Tam kapsamlı bir muayene aşağıdaki teşhislerden oluşur:tedaviler:
- Bilgisayar ve manyetik rezonans görüntüleme. Bu yöntemlerin kullanılması sayesinde erken evrede teşhis edilen hastalıkların sayısı önemli ölçüde artmıştır. Ve bu durumda, genellikle terapiye uygundurlar.
- Ultrason tomografi.
- Anjiyografi, neoplazmın hangi organdan kaynaklandığı hakkında nesnel bir bilgi kaynağıdır.
- Pnömoensefalografi.
Organlardan birinde bir tümör süreci tespit edilirse, diğer alanların patolojisini dışlamak için tam bir inceleme yapılması gerektiğini bilmek önemlidir.
Tedavi
Hippel-Lindau sendromunun tedavisine yönelik genel yaklaşımlar, kanser tedavisinin ilkeleriyle tutarlıdır. Terapi karmaşık olmalı ve cerrahi ve radyasyon yöntemlerini birleştirmelidir. Her biri, belirli bir tümörün endikasyonlarına, kontrendikasyonlarına, özelliklerine ve hastanın durumuna göre kesinlikle kullanılır.

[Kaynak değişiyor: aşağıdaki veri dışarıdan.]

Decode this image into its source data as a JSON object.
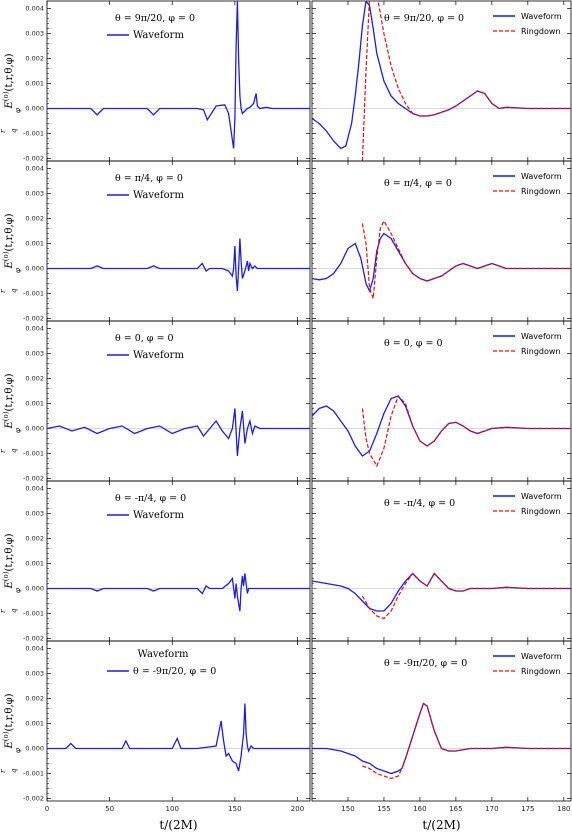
{
  "figure": {
    "xlabel_left": "t/(2M)",
    "xlabel_right": "t/(2M)",
    "ylabel": "r/q E_φ^(o)(t,r,θ,φ)",
    "ylabel_main": "E",
    "ylabel_sub": "φ",
    "ylabel_sup": "(o)",
    "ylabel_args": "(t,r,θ,φ)",
    "ylabel_r": "r",
    "ylabel_q": "q"
  },
  "colors": {
    "waveform": "#1f1fd6",
    "ringdown": "#e01010",
    "zero_line": "#b0b0b0",
    "axis": "#000000"
  },
  "chart_data": {
    "type": "line",
    "left_x_range": [
      0,
      210
    ],
    "left_x_ticks": [
      0,
      50,
      100,
      150,
      200
    ],
    "right_x_range": [
      145,
      181
    ],
    "right_x_ticks": [
      150,
      155,
      160,
      165,
      170,
      175,
      180
    ],
    "y_range": [
      -0.0021,
      0.0043
    ],
    "y_ticks": [
      "-0.002",
      "-0.001",
      "0.000",
      "0.001",
      "0.002",
      "0.003",
      "0.004"
    ],
    "y_tick_values": [
      -0.002,
      -0.001,
      0.0,
      0.001,
      0.002,
      0.003,
      0.004
    ],
    "legend_waveform": "Waveform",
    "legend_ringdown": "Ringdown",
    "rows": [
      {
        "angle_label": "θ = 9π/20, φ = 0",
        "left": {
          "x": [
            0,
            20,
            35,
            40,
            45,
            60,
            80,
            85,
            90,
            105,
            120,
            125,
            128,
            135,
            142,
            145,
            147,
            149,
            150,
            151,
            152,
            153,
            154,
            155,
            156,
            158,
            160,
            162,
            165,
            167,
            168,
            170,
            175,
            180,
            190,
            200,
            210
          ],
          "y": [
            0.0,
            0.0,
            0.0,
            -0.00025,
            0.0,
            0.0,
            0.0,
            -0.00025,
            0.0,
            0.0,
            0.0,
            -5e-05,
            -0.00045,
            0.0001,
            0.00015,
            -0.0002,
            -0.0009,
            -0.0016,
            -0.0004,
            0.0025,
            0.0043,
            0.002,
            0.0005,
            0.0,
            -0.0002,
            -0.0001,
            0.0,
            5e-05,
            0.0002,
            0.0006,
            0.0001,
            0.0,
            5e-05,
            0.0,
            0.0,
            0.0,
            0.0
          ]
        },
        "right": {
          "waveform_x": [
            145,
            146,
            147,
            148,
            149,
            149.7,
            150.5,
            151,
            151.5,
            152,
            152.5,
            153,
            153.5,
            154,
            155,
            156,
            157,
            158,
            159,
            160,
            161,
            162,
            163,
            164,
            165,
            166,
            167,
            168,
            169,
            170,
            171,
            172,
            175,
            178,
            181
          ],
          "waveform_y": [
            -0.0004,
            -0.0006,
            -0.0009,
            -0.0013,
            -0.0016,
            -0.0015,
            -0.0006,
            0.0005,
            0.0018,
            0.0033,
            0.0043,
            0.0041,
            0.0032,
            0.0022,
            0.0011,
            0.0005,
            0.0002,
            0.0,
            -0.0002,
            -0.0003,
            -0.0003,
            -0.00025,
            -0.00015,
            -5e-05,
            0.0001,
            0.0003,
            0.0005,
            0.0007,
            0.0006,
            0.0002,
            0.0,
            5e-05,
            0.0,
            0.0,
            0.0
          ],
          "ringdown_x": [
            152,
            152.5,
            153,
            153.5,
            154,
            155,
            156,
            157,
            158,
            159,
            160,
            161,
            162,
            163,
            164,
            165,
            166,
            167,
            168,
            169,
            170,
            171,
            172,
            175,
            178,
            181
          ],
          "ringdown_y": [
            -0.0021,
            0.0015,
            0.0045,
            0.005,
            0.0046,
            0.003,
            0.0017,
            0.0008,
            0.0002,
            -0.0002,
            -0.0003,
            -0.0003,
            -0.00025,
            -0.00015,
            -5e-05,
            0.0001,
            0.0003,
            0.0005,
            0.0007,
            0.0006,
            0.0002,
            0.0,
            5e-05,
            0.0,
            0.0,
            0.0
          ]
        }
      },
      {
        "angle_label": "θ = π/4, φ = 0",
        "left": {
          "x": [
            0,
            20,
            35,
            40,
            45,
            60,
            80,
            85,
            90,
            105,
            120,
            124,
            127,
            130,
            140,
            145,
            148,
            149,
            150,
            151,
            152,
            153,
            154,
            155,
            156,
            158,
            160,
            161,
            162,
            164,
            166,
            168,
            170,
            180,
            190,
            200,
            210
          ],
          "y": [
            0.0,
            0.0,
            0.0,
            0.0001,
            0.0,
            0.0,
            0.0,
            0.0001,
            0.0,
            0.0,
            0.0,
            0.0002,
            -0.0001,
            0.0,
            0.0,
            -0.0001,
            -0.0003,
            0.0,
            0.0009,
            -0.0003,
            -0.0009,
            0.0,
            0.0012,
            0.0003,
            -0.0004,
            -0.0001,
            0.0003,
            -0.0001,
            0.0002,
            0.0,
            0.0001,
            0.0,
            0.0,
            0.0,
            0.0,
            0.0,
            0.0
          ]
        },
        "right": {
          "waveform_x": [
            145,
            146,
            147,
            148,
            149,
            150,
            151,
            151.8,
            152.5,
            153,
            153.5,
            154,
            154.5,
            155,
            156,
            157,
            158,
            159,
            160,
            161,
            162,
            163,
            164,
            165,
            166,
            167,
            168,
            169,
            170,
            171,
            172,
            175,
            178,
            181
          ],
          "waveform_y": [
            -0.0004,
            -0.00045,
            -0.0004,
            -0.0002,
            0.0002,
            0.0008,
            0.001,
            0.0004,
            -0.0006,
            -0.0009,
            -0.0004,
            0.0007,
            0.0012,
            0.0014,
            0.0012,
            0.0007,
            0.0002,
            -0.0002,
            -0.0004,
            -0.0005,
            -0.0004,
            -0.0003,
            -0.0001,
            0.0001,
            0.0002,
            0.0001,
            0.0,
            0.0001,
            0.0002,
            0.0001,
            0.0,
            0.0,
            0.0,
            0.0
          ],
          "ringdown_x": [
            152,
            152.5,
            153,
            153.5,
            154,
            154.5,
            155,
            156,
            157,
            158,
            159,
            160,
            161,
            162,
            163,
            164,
            165,
            166,
            167,
            168,
            169,
            170,
            171,
            172,
            175,
            178,
            181
          ],
          "ringdown_y": [
            0.0018,
            0.001,
            -0.0008,
            -0.0012,
            0.0004,
            0.0016,
            0.0019,
            0.0014,
            0.0008,
            0.0002,
            -0.0002,
            -0.0004,
            -0.0005,
            -0.0004,
            -0.0003,
            -0.0001,
            0.0001,
            0.0002,
            0.0001,
            0.0,
            0.0001,
            0.0002,
            0.0001,
            0.0,
            0.0,
            0.0,
            0.0
          ]
        }
      },
      {
        "angle_label": "θ = 0, φ = 0",
        "left": {
          "x": [
            0,
            10,
            20,
            30,
            40,
            50,
            60,
            70,
            80,
            90,
            100,
            110,
            120,
            125,
            130,
            135,
            140,
            145,
            148,
            150,
            152,
            154,
            156,
            158,
            160,
            162,
            164,
            166,
            170,
            180,
            190,
            200,
            210
          ],
          "y": [
            0.0,
            0.0001,
            -0.0001,
            5e-05,
            -0.0002,
            0.0,
            0.0001,
            -0.0002,
            0.0,
            0.0001,
            -0.0002,
            0.0,
            0.0001,
            -0.0003,
            0.0,
            0.0003,
            -0.0001,
            -0.0004,
            0.0,
            0.0008,
            -0.0011,
            0.0,
            0.0007,
            -0.0006,
            0.0,
            0.0003,
            -0.0002,
            0.0001,
            0.0,
            0.0,
            0.0,
            0.0,
            0.0
          ]
        },
        "right": {
          "waveform_x": [
            145,
            146,
            147,
            148,
            149,
            150,
            151,
            152,
            153,
            154,
            155,
            156,
            157,
            158,
            159,
            160,
            161,
            162,
            163,
            164,
            165,
            166,
            167,
            168,
            169,
            170,
            172,
            175,
            178,
            181
          ],
          "waveform_y": [
            0.0005,
            0.0008,
            0.0009,
            0.0007,
            0.0003,
            -0.0001,
            -0.0007,
            -0.0011,
            -0.0009,
            -0.0002,
            0.0006,
            0.0012,
            0.0013,
            0.0009,
            0.0001,
            -0.0005,
            -0.0007,
            -0.0005,
            -0.0001,
            0.0002,
            0.00025,
            0.0001,
            -0.0001,
            -0.0002,
            -0.0001,
            0.0,
            5e-05,
            0.0,
            0.0,
            0.0
          ]
        },
        "ringdown_note": "",
        "right_ringdown": {
          "x": [
            152,
            152.5,
            153,
            154,
            155,
            156,
            157,
            158,
            159,
            160,
            161,
            162,
            163,
            164,
            165,
            166,
            167,
            168,
            169,
            170,
            172,
            175,
            178,
            181
          ],
          "y": [
            0.0008,
            -0.0004,
            -0.001,
            -0.0015,
            -0.0008,
            0.0005,
            0.0013,
            0.001,
            0.0001,
            -0.0005,
            -0.0007,
            -0.0005,
            -0.0001,
            0.0002,
            0.00025,
            0.0001,
            -0.0001,
            -0.0002,
            -0.0001,
            0.0,
            5e-05,
            0.0,
            0.0,
            0.0
          ]
        }
      },
      {
        "angle_label": "θ = -π/4, φ = 0",
        "left": {
          "x": [
            0,
            20,
            35,
            40,
            45,
            60,
            80,
            85,
            90,
            105,
            120,
            124,
            127,
            130,
            140,
            145,
            148,
            150,
            151,
            152,
            153,
            154,
            155,
            156,
            157,
            158,
            160,
            161,
            162,
            164,
            166,
            168,
            170,
            180,
            190,
            200,
            210
          ],
          "y": [
            0.0,
            0.0,
            0.0,
            -0.0001,
            0.0,
            0.0,
            0.0,
            -0.0001,
            0.0,
            0.0,
            0.0,
            -0.0002,
            0.0001,
            0.0,
            0.0,
            0.0002,
            0.0004,
            -0.0004,
            0.0002,
            -0.0003,
            -0.0006,
            -0.0009,
            0.0,
            0.0005,
            0.0001,
            0.0006,
            -0.0002,
            0.0,
            0.0,
            0.0,
            0.0,
            0.0,
            0.0,
            0.0,
            0.0,
            0.0,
            0.0
          ]
        },
        "right": {
          "waveform_x": [
            145,
            147,
            149,
            150,
            151,
            152,
            153,
            154,
            155,
            156,
            157,
            158,
            159,
            160,
            161,
            162,
            163,
            164,
            165,
            166,
            167,
            168,
            170,
            172,
            175,
            178,
            181
          ],
          "waveform_y": [
            0.0003,
            0.0002,
            0.0001,
            0.0,
            -0.0002,
            -0.0005,
            -0.0008,
            -0.0009,
            -0.0009,
            -0.0006,
            -0.0001,
            0.0003,
            0.0006,
            0.0003,
            0.0001,
            0.0006,
            0.0003,
            0.0,
            -0.0001,
            -0.0001,
            0.0,
            0.0,
            0.0,
            5e-05,
            0.0,
            0.0,
            0.0
          ]
        },
        "right_ringdown": {
          "x": [
            152,
            153,
            154,
            155,
            156,
            157,
            158,
            159,
            160,
            161,
            162,
            163,
            164,
            165,
            166,
            167,
            168,
            170,
            172,
            175,
            178,
            181
          ],
          "y": [
            -0.0003,
            -0.0008,
            -0.0011,
            -0.0012,
            -0.0009,
            -0.0003,
            0.0002,
            0.0006,
            0.0003,
            0.0001,
            0.0006,
            0.0003,
            0.0,
            -0.0001,
            -0.0001,
            0.0,
            0.0,
            0.0,
            5e-05,
            0.0,
            0.0,
            0.0
          ]
        }
      },
      {
        "angle_label": "θ = -9π/20, φ = 0",
        "left": {
          "x": [
            0,
            15,
            19,
            23,
            40,
            60,
            63,
            66,
            80,
            100,
            104,
            107,
            120,
            135,
            139,
            141,
            143,
            145,
            148,
            151,
            153,
            155,
            157,
            158,
            159,
            160,
            161,
            162,
            163,
            165,
            170,
            180,
            190,
            200,
            210
          ],
          "y": [
            0.0,
            0.0,
            0.0002,
            0.0,
            0.0,
            0.0,
            0.0003,
            0.0,
            0.0,
            0.0,
            0.0004,
            0.0,
            0.0,
            0.0001,
            0.0011,
            0.0003,
            -0.0003,
            -0.0002,
            -0.0005,
            -0.0006,
            -0.0009,
            -0.0003,
            0.0006,
            0.0018,
            0.0006,
            0.0001,
            -0.0001,
            0.0,
            0.0001,
            0.0,
            0.0,
            0.0,
            0.0,
            0.0,
            0.0
          ]
        },
        "right": {
          "waveform_x": [
            145,
            147,
            149,
            150,
            151,
            152,
            153,
            154,
            155,
            156,
            157,
            157.5,
            158,
            159,
            160,
            160.5,
            161,
            162,
            163,
            164,
            165,
            167,
            170,
            172,
            175,
            178,
            181
          ],
          "waveform_y": [
            0.0,
            0.0,
            -0.0001,
            -0.0002,
            -0.0003,
            -0.0005,
            -0.0006,
            -0.0008,
            -0.0009,
            -0.001,
            -0.0009,
            -0.0008,
            -0.0004,
            0.0005,
            0.0014,
            0.0018,
            0.0017,
            0.0007,
            0.0,
            -0.0001,
            -0.0001,
            0.0,
            0.0,
            5e-05,
            0.0,
            0.0,
            0.0
          ]
        },
        "right_ringdown": {
          "x": [
            152,
            153,
            154,
            155,
            156,
            157,
            157.5,
            158,
            159,
            160,
            160.5,
            161,
            162,
            163,
            164,
            165,
            167,
            170,
            172,
            175,
            178,
            181
          ],
          "y": [
            -0.0007,
            -0.0008,
            -0.001,
            -0.0011,
            -0.0012,
            -0.0011,
            -0.0008,
            -0.0004,
            0.0005,
            0.0014,
            0.0018,
            0.0017,
            0.0007,
            0.0,
            -0.0001,
            -0.0001,
            0.0,
            0.0,
            5e-05,
            0.0,
            0.0,
            0.0
          ]
        }
      }
    ]
  }
}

İlaçlar, tek tek organların bazı işlevlerini ve hastanın genel durumunu düzeltmek için esas olarak semptomatik tedavi olarak kullanılır.
Tahmin
Zamanında teşhis ve doğru seçilmiş tedavi ile hastalığın gelişimi ve vücut üzerindeki olumsuz etkileri kontrol altına alınabilir. Ön koşul erken teşhis ve tedavidir.
Ancak, bazı durumlarda, yapılan çabalara rağmen, yüksek gelişme riski nedeniyle prognoz hasta için olumsuz kalır.komplikasyonlar.